Sadece bir kişi bu duruma Şark Cephesinden itiraz eder: Kazım Karabekir Paşa. “Erkanı Harbiye Umumiye Riyaseti”ne bir yazı ile, mevcut karar için olumsuz görüşünü dile getirir. Anılarını kaleme aldığı “İstiklal Harbimiz” kitabında yayınlanan bu yazıda Karabekir Paşa açıkça şu çarpıcı tespitte bulunur: “Medeniyete canavar diyen bir marşın Paris’e gönderilmesi de garibdir” (1960, sayfa 1137). Bu arada Muhiddin Nalbantoğlu’nun, Karabekir’in kendisin de bir şiir metni yazıp, milli marş bestelediğini ve onun kabulünü isteğini yazdığını ekleyelim. Hatta Necip Fazıl, Behçet Kemal Çağlar gibi kimi isimlerin Mehmet Akif’in şiir metnini eleştirip, kendilerinin de birer marş metni ortaya çıkardıklarını hatırlatır (İstiklal Marşımızın Tarihi, 1964, sayfa 147).

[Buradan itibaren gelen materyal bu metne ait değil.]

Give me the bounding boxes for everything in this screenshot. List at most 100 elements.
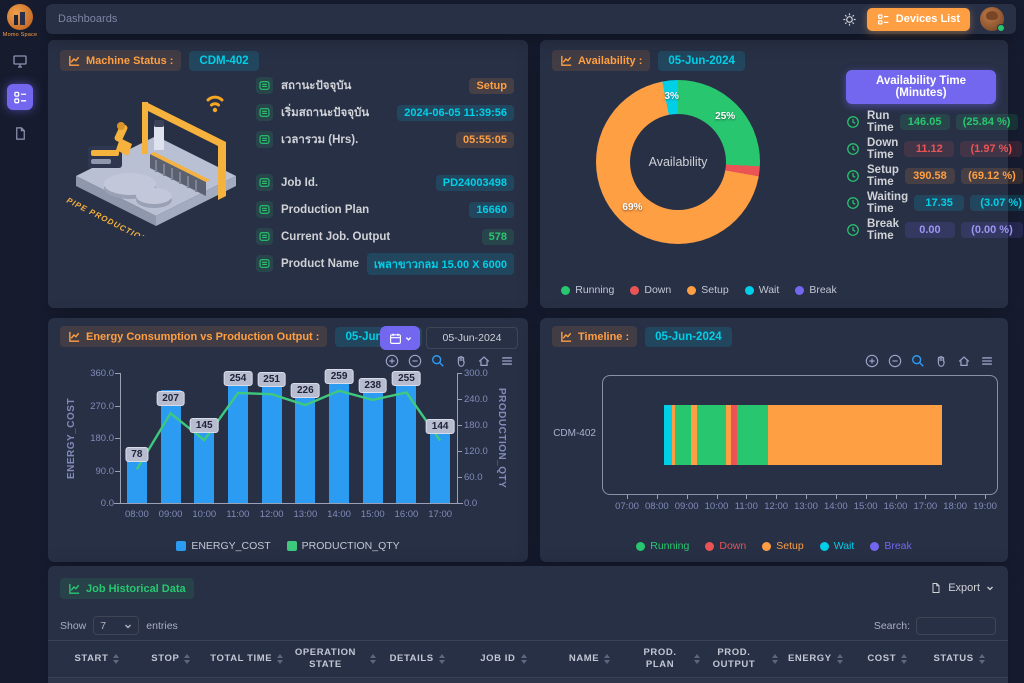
sidebar-item-monitor[interactable] <box>7 48 33 74</box>
legend-item[interactable]: Wait <box>744 284 779 296</box>
sidebar-item-devices[interactable] <box>7 84 33 110</box>
table-header-cell[interactable]: JOB ID <box>458 653 548 665</box>
theme-toggle-button[interactable] <box>842 12 857 27</box>
energy-cost-bar[interactable] <box>295 387 316 503</box>
sort-icon <box>277 654 284 664</box>
legend-label: Wait <box>833 540 855 552</box>
date-input[interactable] <box>426 327 518 349</box>
home-icon[interactable] <box>957 354 971 368</box>
legend-label: Setup <box>776 540 804 552</box>
availability-row-percent: (3.07 %) <box>970 195 1024 211</box>
search-input[interactable] <box>916 616 996 635</box>
timeline-plot-frame[interactable] <box>602 375 998 495</box>
menu-icon[interactable] <box>980 354 994 368</box>
production-qty-label: 259 <box>324 368 354 384</box>
table-header-cell[interactable]: STATUS <box>922 653 996 665</box>
table-header-cell[interactable]: COST <box>852 653 922 665</box>
x-axis-tick-label: 15:00 <box>360 509 385 520</box>
availability-row-value: 0.00 <box>904 222 955 238</box>
table-header-cell[interactable]: DETAILS <box>376 653 458 665</box>
production-qty-label: 226 <box>291 383 320 399</box>
legend-swatch <box>636 541 646 551</box>
sidebar-item-reports[interactable] <box>7 120 33 146</box>
legend-item[interactable]: Down <box>705 540 746 552</box>
table-header-cell[interactable]: NAME <box>549 653 631 665</box>
table-header-cell[interactable]: TOTAL TIME <box>208 653 286 665</box>
machine-status-row-label: เวลารวม (Hrs). <box>281 133 359 146</box>
sort-icon <box>901 654 908 664</box>
x-axis-tick-label: 11:00 <box>734 501 758 512</box>
machine-status-row-value: PD24003498 <box>435 174 514 191</box>
energy-chart[interactable]: 0.0 90.0 180.0 270.0 360.0 0.0 60.0 120.0 180.0 2… <box>48 318 528 562</box>
zoom-out-icon[interactable] <box>408 354 422 368</box>
availability-panel-title: Availability Time (Minutes) <box>846 70 996 104</box>
legend-item[interactable]: Running <box>636 540 689 552</box>
job-history-title: Job Historical Data <box>86 582 186 595</box>
calendar-dropdown-button[interactable] <box>380 326 420 350</box>
energy-cost-bar[interactable] <box>430 430 451 503</box>
legend-item[interactable]: Setup <box>762 540 804 552</box>
avatar[interactable] <box>980 7 1005 32</box>
timeline-segment-down <box>730 405 737 465</box>
y2-axis-tick-label: 240.0 <box>464 394 488 405</box>
app-logo[interactable] <box>7 4 33 30</box>
table-header-cell[interactable]: START <box>60 653 134 665</box>
x-axis-tick-label: 09:00 <box>674 501 699 512</box>
zoom-out-icon[interactable] <box>888 354 902 368</box>
table-header-cell[interactable]: ENERGY <box>778 653 852 665</box>
table-header-cell[interactable]: OPERATION STATE <box>286 647 377 671</box>
x-axis-tick-label: 13:00 <box>794 501 818 512</box>
energy-cost-bar[interactable] <box>362 380 383 503</box>
home-icon[interactable] <box>477 354 491 368</box>
legend-item[interactable]: ENERGY_COST <box>176 540 271 552</box>
timeline-segment-setup <box>725 405 731 465</box>
list-icon <box>256 77 273 94</box>
legend-label: Running <box>575 284 615 296</box>
machine-status-row: Current Job. Output 578 <box>256 227 514 246</box>
devices-list-button[interactable]: Devices List <box>866 7 970 31</box>
availability-row-label: Waiting Time <box>867 191 909 215</box>
chevron-down-icon <box>987 586 993 591</box>
export-button[interactable]: Export <box>930 582 994 594</box>
legend-item[interactable]: Running <box>561 284 614 296</box>
legend-item[interactable]: Down <box>630 284 671 296</box>
table-header-cell[interactable]: STOP <box>134 653 208 665</box>
energy-cost-bar[interactable] <box>227 373 248 503</box>
machine-status-row-value: 16660 <box>469 201 514 218</box>
y2-axis-tick-label: 300.0 <box>464 368 488 379</box>
energy-cost-bar[interactable] <box>194 417 215 503</box>
availability-row-value: 17.35 <box>914 195 965 211</box>
zoom-in-icon[interactable] <box>865 354 879 368</box>
legend-item[interactable]: Break <box>795 284 837 296</box>
entries-select[interactable]: 7 <box>93 616 140 635</box>
availability-donut-chart[interactable]: Availability 25% 69% 3% <box>596 80 760 244</box>
energy-cost-bar[interactable] <box>396 375 417 503</box>
machine-status-row: เวลารวม (Hrs). 05:55:05 <box>256 130 514 149</box>
y-axis-tick <box>115 405 120 407</box>
x-axis-tick <box>746 495 748 499</box>
legend-item[interactable]: Break <box>870 540 912 552</box>
table-header-cell[interactable]: PROD. OUTPUT <box>700 647 779 671</box>
table-controls: Show 7 entries Search: <box>60 616 996 635</box>
legend-label: Down <box>644 284 672 296</box>
box-zoom-icon[interactable] <box>431 354 445 368</box>
menu-icon[interactable] <box>500 354 514 368</box>
energy-cost-bar[interactable] <box>329 373 350 503</box>
x-axis-tick-label: 08:00 <box>644 501 669 512</box>
timeline-chart: 07:00 08:00 09:00 10:00 11:00 12:00 13:00 14:00… <box>540 318 1008 562</box>
sort-icon <box>520 654 527 664</box>
table-header-cell[interactable]: PROD. PLAN <box>631 647 701 671</box>
legend-item[interactable]: Wait <box>819 540 855 552</box>
table-row[interactable] <box>48 679 1008 683</box>
box-zoom-icon[interactable] <box>911 354 925 368</box>
legend-item[interactable]: PRODUCTION_QTY <box>286 540 400 552</box>
timeline-state-bar[interactable] <box>663 405 942 465</box>
breadcrumb[interactable]: Dashboards <box>58 13 118 25</box>
legend-item[interactable]: Setup <box>687 284 729 296</box>
pan-icon[interactable] <box>934 354 948 368</box>
energy-card: Energy Consumption vs Production Output … <box>48 318 528 562</box>
energy-cost-bar[interactable] <box>261 375 282 503</box>
zoom-in-icon[interactable] <box>385 354 399 368</box>
energy-cost-bar[interactable] <box>126 454 147 503</box>
pan-icon[interactable] <box>454 354 468 368</box>
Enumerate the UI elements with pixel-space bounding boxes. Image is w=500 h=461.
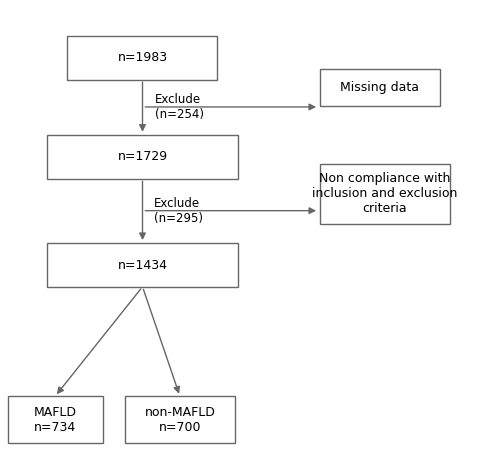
Bar	[48, 243, 238, 287]
Text: n=1434: n=1434	[118, 259, 168, 272]
Text: MAFLD
n=734: MAFLD n=734	[34, 406, 76, 433]
Bar	[320, 164, 450, 224]
Text: Exclude
(n=295): Exclude (n=295)	[154, 197, 203, 225]
Text: non-MAFLD
n=700: non-MAFLD n=700	[144, 406, 216, 433]
Bar	[8, 396, 102, 443]
Bar	[48, 135, 238, 178]
Text: n=1729: n=1729	[118, 150, 168, 163]
Bar	[68, 35, 218, 79]
Text: Missing data: Missing data	[340, 81, 419, 94]
Text: Non compliance with
inclusion and exclusion
criteria: Non compliance with inclusion and exclus…	[312, 172, 458, 215]
Bar	[320, 69, 440, 106]
Text: n=1983: n=1983	[118, 51, 168, 64]
Text: Exclude
(n=254): Exclude (n=254)	[155, 93, 204, 121]
Bar	[125, 396, 235, 443]
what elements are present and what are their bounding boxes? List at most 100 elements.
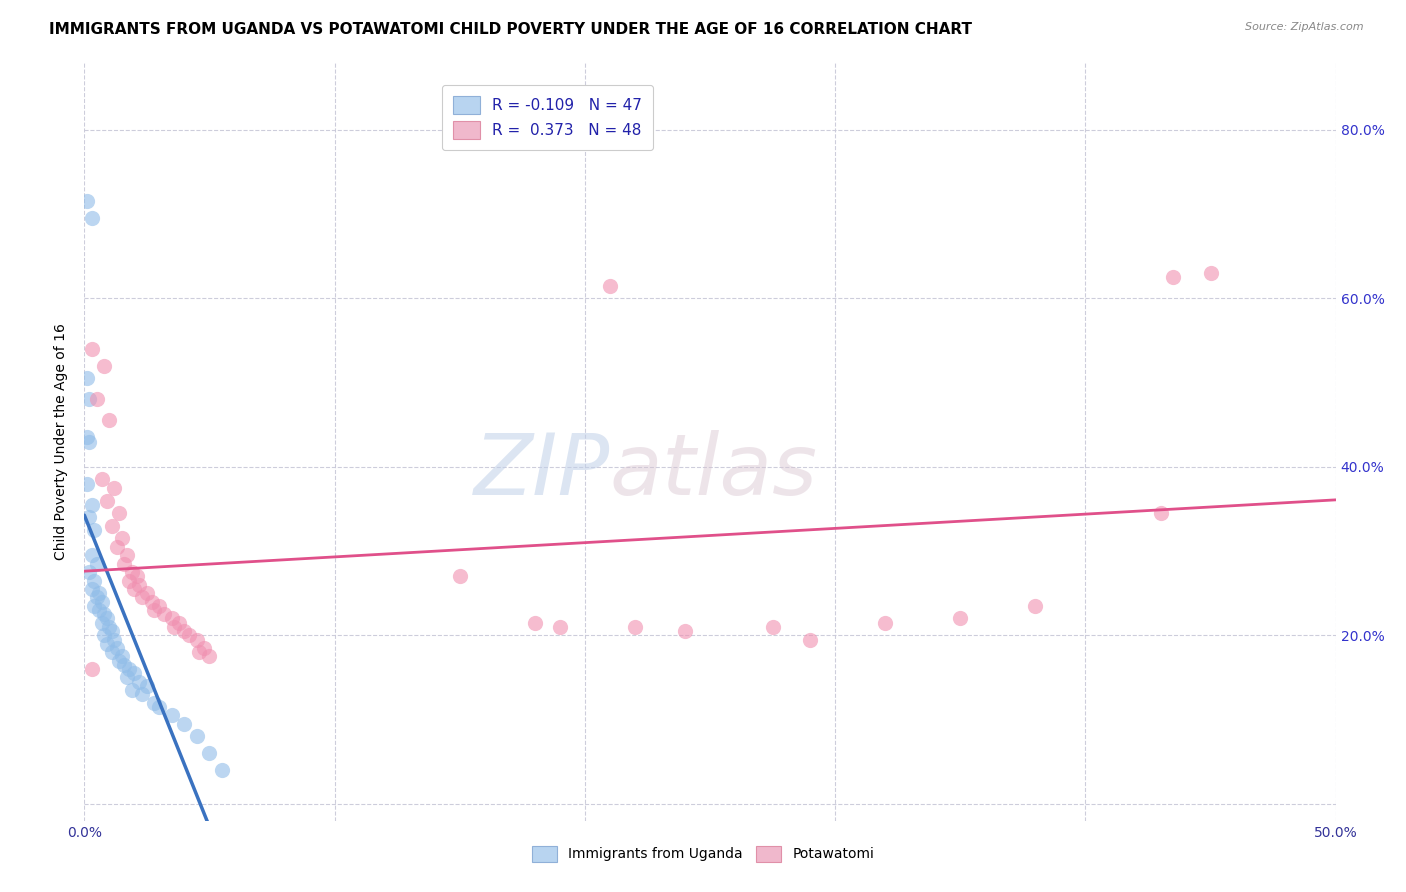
Y-axis label: Child Poverty Under the Age of 16: Child Poverty Under the Age of 16 xyxy=(55,323,69,560)
Point xyxy=(98,620,121,634)
Point xyxy=(143,696,166,710)
Point xyxy=(90,594,112,608)
Point xyxy=(143,603,166,617)
Point xyxy=(1199,266,1222,280)
Point xyxy=(128,674,150,689)
Point xyxy=(93,607,115,622)
Point xyxy=(118,574,141,588)
Point xyxy=(1161,270,1184,285)
Point xyxy=(101,518,124,533)
Point xyxy=(112,557,135,571)
Point xyxy=(169,615,191,630)
Point xyxy=(86,591,108,605)
Point xyxy=(131,687,153,701)
Point xyxy=(548,620,571,634)
Point xyxy=(163,620,186,634)
Point xyxy=(79,434,101,449)
Point xyxy=(80,582,103,596)
Point xyxy=(103,632,125,647)
Point xyxy=(1024,599,1046,613)
Point xyxy=(96,611,118,625)
Point xyxy=(105,540,128,554)
Point xyxy=(79,510,101,524)
Point xyxy=(160,611,183,625)
Point xyxy=(108,654,131,668)
Point xyxy=(148,699,170,714)
Point xyxy=(121,565,143,579)
Point xyxy=(148,599,170,613)
Text: IMMIGRANTS FROM UGANDA VS POTAWATOMI CHILD POVERTY UNDER THE AGE OF 16 CORRELATI: IMMIGRANTS FROM UGANDA VS POTAWATOMI CHI… xyxy=(49,22,972,37)
Point xyxy=(186,632,208,647)
Point xyxy=(103,481,125,495)
Point xyxy=(93,628,115,642)
Point xyxy=(124,582,146,596)
Point xyxy=(90,615,112,630)
Point xyxy=(101,645,124,659)
Point xyxy=(89,603,111,617)
Point xyxy=(89,586,111,600)
Point xyxy=(1149,506,1171,520)
Point xyxy=(136,586,159,600)
Point xyxy=(198,746,221,760)
Point xyxy=(79,565,101,579)
Point xyxy=(83,599,105,613)
Point xyxy=(599,278,621,293)
Point xyxy=(523,615,546,630)
Point xyxy=(80,662,103,676)
Point xyxy=(79,392,101,407)
Point xyxy=(115,670,138,684)
Point xyxy=(90,473,112,487)
Point xyxy=(76,430,98,444)
Point xyxy=(799,632,821,647)
Text: ZIP: ZIP xyxy=(474,430,610,514)
Point xyxy=(101,624,124,639)
Point xyxy=(83,523,105,537)
Point xyxy=(121,683,143,698)
Point xyxy=(80,342,103,356)
Point xyxy=(80,548,103,563)
Point xyxy=(80,498,103,512)
Point xyxy=(875,615,897,630)
Point xyxy=(115,548,138,563)
Point xyxy=(128,578,150,592)
Point xyxy=(449,569,471,583)
Point xyxy=(762,620,785,634)
Point xyxy=(80,211,103,226)
Point xyxy=(111,649,134,664)
Point xyxy=(624,620,647,634)
Point xyxy=(136,679,159,693)
Point xyxy=(125,569,148,583)
Point xyxy=(173,716,195,731)
Point xyxy=(98,413,121,427)
Point xyxy=(112,657,135,672)
Point xyxy=(131,591,153,605)
Legend: Immigrants from Uganda, Potawatomi: Immigrants from Uganda, Potawatomi xyxy=(526,840,880,867)
Legend: R = -0.109   N = 47, R =  0.373   N = 48: R = -0.109 N = 47, R = 0.373 N = 48 xyxy=(441,86,652,150)
Point xyxy=(111,532,134,546)
Point xyxy=(76,194,98,209)
Point xyxy=(108,506,131,520)
Point xyxy=(160,708,183,723)
Point xyxy=(86,392,108,407)
Point xyxy=(153,607,176,622)
Point xyxy=(173,624,195,639)
Point xyxy=(179,628,201,642)
Point xyxy=(193,640,215,655)
Point xyxy=(141,594,163,608)
Point xyxy=(76,476,98,491)
Point xyxy=(96,637,118,651)
Point xyxy=(105,640,128,655)
Point xyxy=(188,645,211,659)
Point xyxy=(118,662,141,676)
Point xyxy=(83,574,105,588)
Text: atlas: atlas xyxy=(610,430,818,514)
Point xyxy=(198,649,221,664)
Text: Source: ZipAtlas.com: Source: ZipAtlas.com xyxy=(1246,22,1364,32)
Point xyxy=(96,493,118,508)
Point xyxy=(673,624,696,639)
Point xyxy=(124,666,146,681)
Point xyxy=(186,730,208,744)
Point xyxy=(86,557,108,571)
Point xyxy=(76,371,98,385)
Point xyxy=(93,359,115,373)
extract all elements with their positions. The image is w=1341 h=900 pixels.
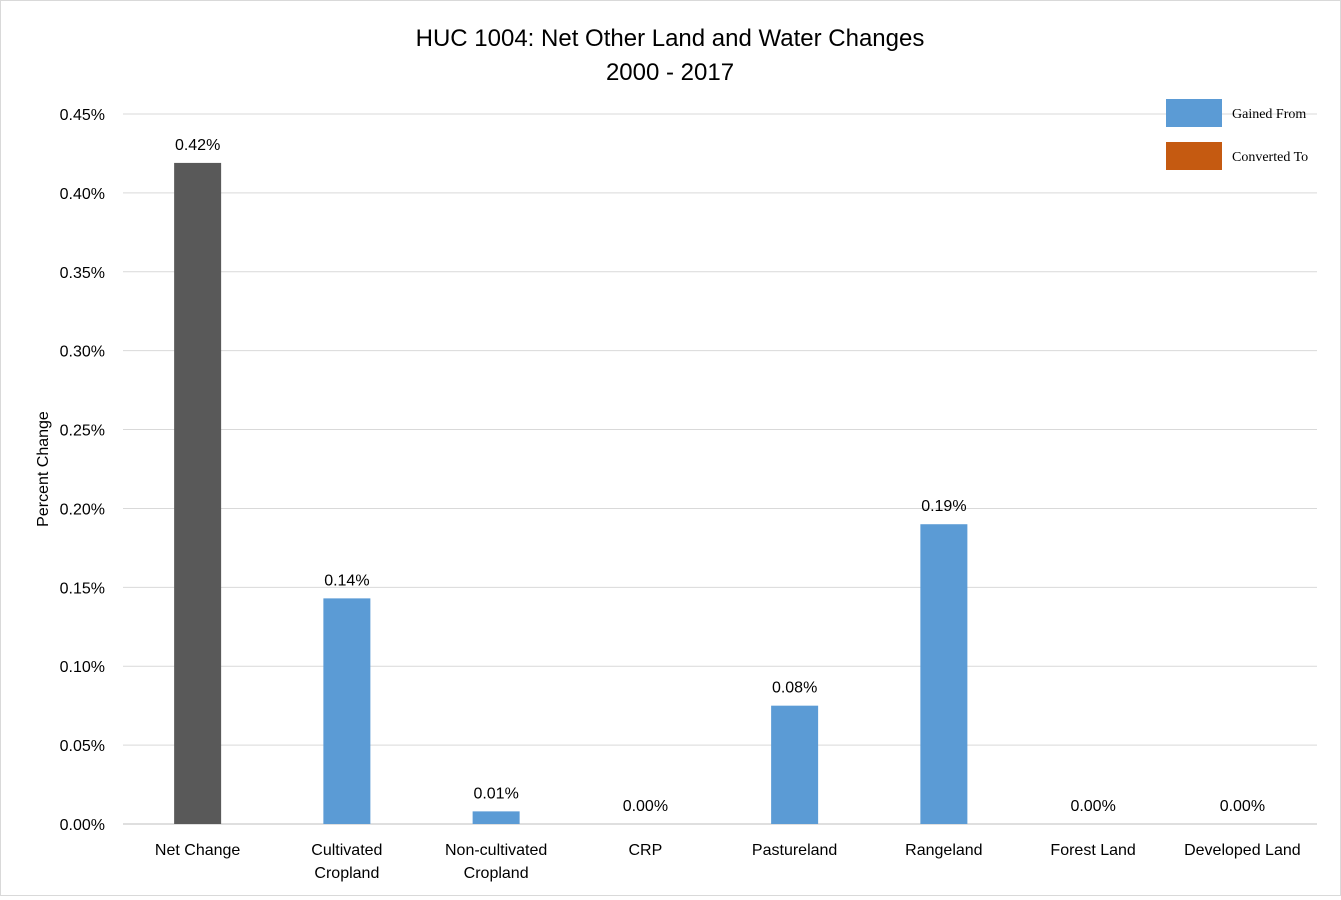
y-tick-label: 0.15% [60,580,105,597]
bar [174,162,222,824]
legend-swatch [1166,99,1222,127]
y-tick-label: 0.20% [60,501,105,518]
bar [323,598,371,824]
x-tick-label: CRP [628,842,662,859]
x-tick-label: Cultivated Cropland [311,842,382,882]
y-tick-label: 0.30% [60,344,105,361]
y-tick-label: 0.45% [60,107,105,124]
bars [174,162,968,824]
data-labels: 0.42% 0.14% 0.01% 0.00% 0.08% 0.19% 0.00% 0.00% [175,137,1265,815]
gridlines [123,113,1317,825]
legend-label: Gained From [1232,107,1306,122]
y-tick-label: 0.35% [60,265,105,282]
data-label: 0.14% [324,572,369,589]
x-tick-label: Rangeland [905,842,982,859]
data-label: 0.01% [473,785,518,802]
x-tick-label: Forest Land [1050,842,1135,859]
data-label: 0.19% [921,498,966,515]
x-tick-label: Developed Land [1184,842,1301,859]
data-label: 0.00% [1220,798,1265,815]
y-tick-label: 0.25% [60,423,105,440]
bar [920,524,968,824]
bar [771,705,819,824]
x-tick-label: Non-cultivated Cropland [445,842,547,882]
x-tick-label: Pastureland [752,842,837,859]
bar [472,811,520,824]
legend-swatch [1166,142,1222,170]
legend: Gained From Converted To [1166,99,1308,170]
y-tick-label: 0.10% [60,659,105,676]
chart-title: HUC 1004: Net Other Land and Water Chang… [416,25,925,52]
data-label: 0.42% [175,137,220,154]
y-tick-label: 0.40% [60,186,105,203]
x-axis-ticks: Net Change Cultivated Cropland Non-cultivat… [155,842,1301,882]
legend-label: Converted To [1232,150,1308,165]
data-label: 0.08% [772,680,817,697]
data-label: 0.00% [623,798,668,815]
data-label: 0.00% [1070,798,1115,815]
y-tick-label: 0.00% [60,817,105,834]
x-tick-label: Net Change [155,842,240,859]
y-tick-label: 0.05% [60,738,105,755]
y-axis-label: Percent Change [35,411,52,527]
y-axis-ticks: 0.00% 0.05% 0.10% 0.15% 0.20% 0.25% 0.30% 0.35%… [60,107,105,834]
chart-subtitle: 2000 - 2017 [606,59,734,86]
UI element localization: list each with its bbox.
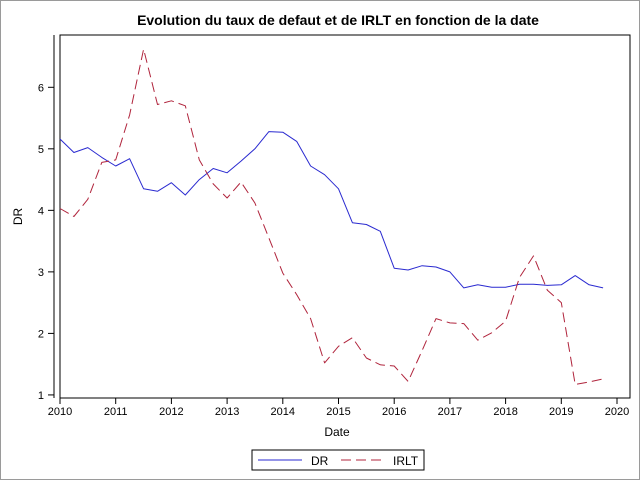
legend-label-dr: DR [311,454,329,468]
y-tick-label: 5 [38,144,44,156]
x-tick-label: 2018 [493,406,517,418]
chart-title: Evolution du taux de defaut et de IRLT e… [137,12,539,28]
y-tick-label: 3 [38,267,44,279]
y-axis: 1 2 3 4 5 6 [38,35,55,402]
legend-label-irlt: IRLT [393,454,419,468]
x-tick-label: 2020 [605,406,629,418]
x-tick-label: 2015 [326,406,350,418]
legend-box [251,449,425,471]
x-tick-label: 2019 [549,406,573,418]
y-tick-label: 6 [38,82,44,94]
series-layer [59,48,604,385]
series-line-irlt [59,48,604,385]
x-tick-label: 2010 [48,406,72,418]
x-tick-label: 2016 [382,406,406,418]
x-tick-label: 2013 [215,406,239,418]
x-tick-label: 2011 [104,406,128,418]
y-axis-label: DR [11,208,25,226]
x-tick-label: 2012 [159,406,183,418]
x-axis: 2010 2011 2012 2013 2014 2015 2016 2017 2018 2019… [48,397,630,418]
legend: DR IRLT [251,449,425,471]
series-line-dr [59,131,604,289]
y-tick-label: 2 [38,328,44,340]
x-axis-label: Date [324,425,350,439]
y-tick-label: 4 [38,205,44,217]
x-tick-label: 2014 [271,406,295,418]
x-tick-label: 2017 [438,406,462,418]
y-tick-label: 1 [38,390,44,402]
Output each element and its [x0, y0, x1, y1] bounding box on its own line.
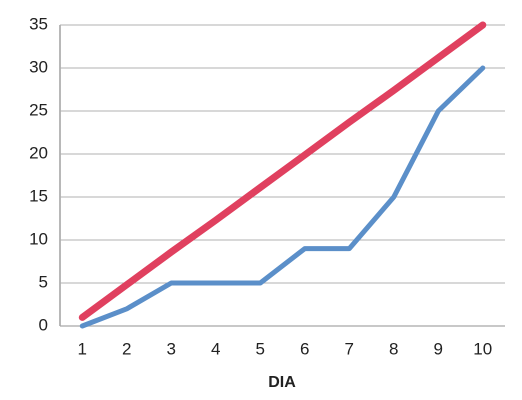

İstiklal Marşı Beste Yarışmasına eser gönderen Ermeni kökenli besteci
Netice itibariyle Ali Rıfat Çağatay, Hüseyin Sadettin Arel, İsmail Hakkı Bey, Lemi Atlı, Rauf Yekta, Sadettin Kaynak, Zeki Üngör, Bimen Şen, Ahmet Yekta Madran, Leyla Saz, Musa Süreyya Bey, Muhlis Sebahattin, Suphi Ezgi, Kazım Uz gibi birçok isim açılan beste yarışmasına başvurur. Dönemin önemli müzik adamlarının ilgisine rağmen gerek Milli Mücadelenin henüz neticelenmemesi ve gerek Ankara’da teşekkül ettirilmesi düşünülen heyetin ülkenin içinde bulunduğu şartlar gereği toplanamaması sebebiyle yarışma sürecinin uzadığını biliyoruz. Bu belirsiz durum karşısında ise yarışmaya katılan bestecilerin bazıları yaşadığı bölgelerdeki kurumlarda kendi eserlerinin çalınmasını sağlarlar. Mesela Edirne’de müzik öğretmeni olarak görev yapan Ahmet Yekta Madran o bölgede, Zeki Üngör Ankara’da, İstanbul’da Zati Arca, Ali Rıfat Çağatay kendi bestelerini çaldırırlar. Bahsi geçen seçici kurul nihayet 1924 yılında toplanarak Ali Rıfat Beyin bestesinde karar kılar ve 1930’a kadar bu eser icra edilir (Beşir Ayvazoğlu, İstiklal Marşı, Tarihi ve Manası, 1986, sayfa 51). Çağatay’ın bestesinin çok açık şekilde, bilinen Batı tarzından ziyade bizim alışık olduğumuz ses evrenine oturan bir eser vasfı taşıdığını iddia etmek mümkün.

Ermeni kökenli bestecimiz Bimen Şen (1873-1943)
İstiklal Marşımızın ilk orkestrasyonu ise Ermeni müzik adamı Edgar Manas’a ait. Manas aynı zamanda daha evvelki yazılarımda bahsettiğim Gomidas Vertabed’in öğrencilerinden. İstiklal Marşı’nın beste yarışmasına eser sunanlardan ve besteleriyle Türk müziğine büyük katkıları bulunan Bimen Şen’in de Ermeni kökenli bir vatandaşımız olduğunu bilmek şaşırtıcı.